The lesson for me then is that income inequality is less of a problem if there is a friendly relationship between the classes.  The aristocracy had a sense of “noblesse oblige.”  In the South, this relationship had been built up over generations, and was made easier to bear because income and class inequality was widespread and accepted in in Europe at that time.  The US was much more democratic than Europe, which lessened the perception of differences in America.  We had rebelled against the British royalty and their decrees: “No taxation without representation.”  We declared that “All men are created equal.”  There was a softening at both ends, with the aristocracy showing sympathy for the lower classes, and the lower classes feeling empowered by their power in the democracy.  

Alexis de Tocqueville was apparently not as impressed with the South as he was of the Northern United States.  He thought that slavery and the agrarian economy made the South less responsive to the democratic trends sweeping the North.  But this view ignores the fact that many of the leaders of Revolution and creation of the new country were Southerners, particularly from Virginia , the bastion of the plantation aristocracy, or plutocracy as Martin Wolf calls it.  Most of the early Presidents came from Virginia, starting with Washington, as did many other political leaders.  The fact that Southern secession was widely supported in the Southern states is evidence of the support by the lower classes of the slave-holding aristocracy.  
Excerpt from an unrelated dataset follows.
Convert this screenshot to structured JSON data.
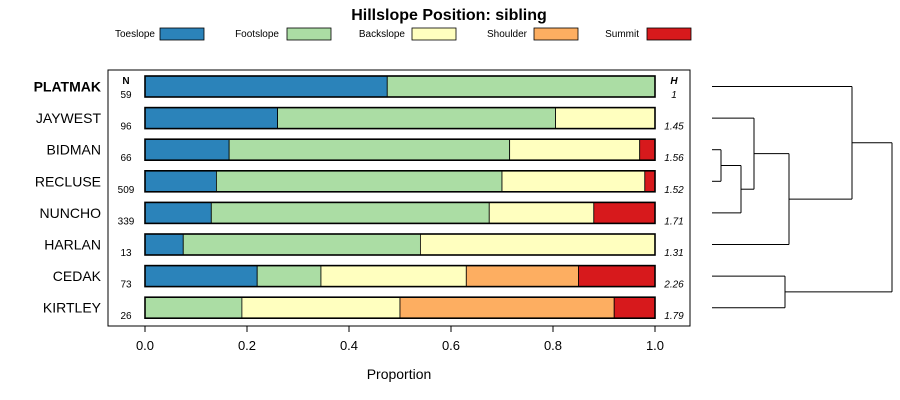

Today, one problem of the aristocracy of the 0.1 percent is that they are not widely liked by the lower classes particularly by the white middle class.  Many of the upper one percent are recent arrivals in the US -- Jews, Indians, Asians -- who have made no effort to ingratiate themselves with the broader population.  If anything, they have isolated themselves in Manhattan or Silicon Valley.  Mark Zuckerberg went on some sort of a tour of the US, which turned out to be mainly a joke.  Buzzfeed reports that the trip increased Zuckerberg’s Q Score, a popularity rating, from 14 percent to 16 percent, about the same as Ashton Kutcher, Rachael Ray, Charles Barkley, Warren Buffett and Mark Cuban.  Elon Musk’s Q Score is 24%.  Tom Hanks has a Q Score of 46%.  Billionaires are not particularly well liked.  

The billionaires’ contempt for everybody else explains the resentment against them, and thus the rising concern about inequality.  The public perception is that these people don’t deserve the wealth and privilege they hold, that they gained it dishonestly, even if they came up with some brilliant new invention.  I would guess that Steve Jobs is viewed much more favorably that Bill Gates, because Jobs was concerned about the beauty and functionality of the products he built, while Bill Gates pretty much only cared about the money.  He is trying to make amends by giving money away now, but he has lots of evil to atone for.  Today’s billionaires might take a lesson in public relations from the plantation owners of the old South.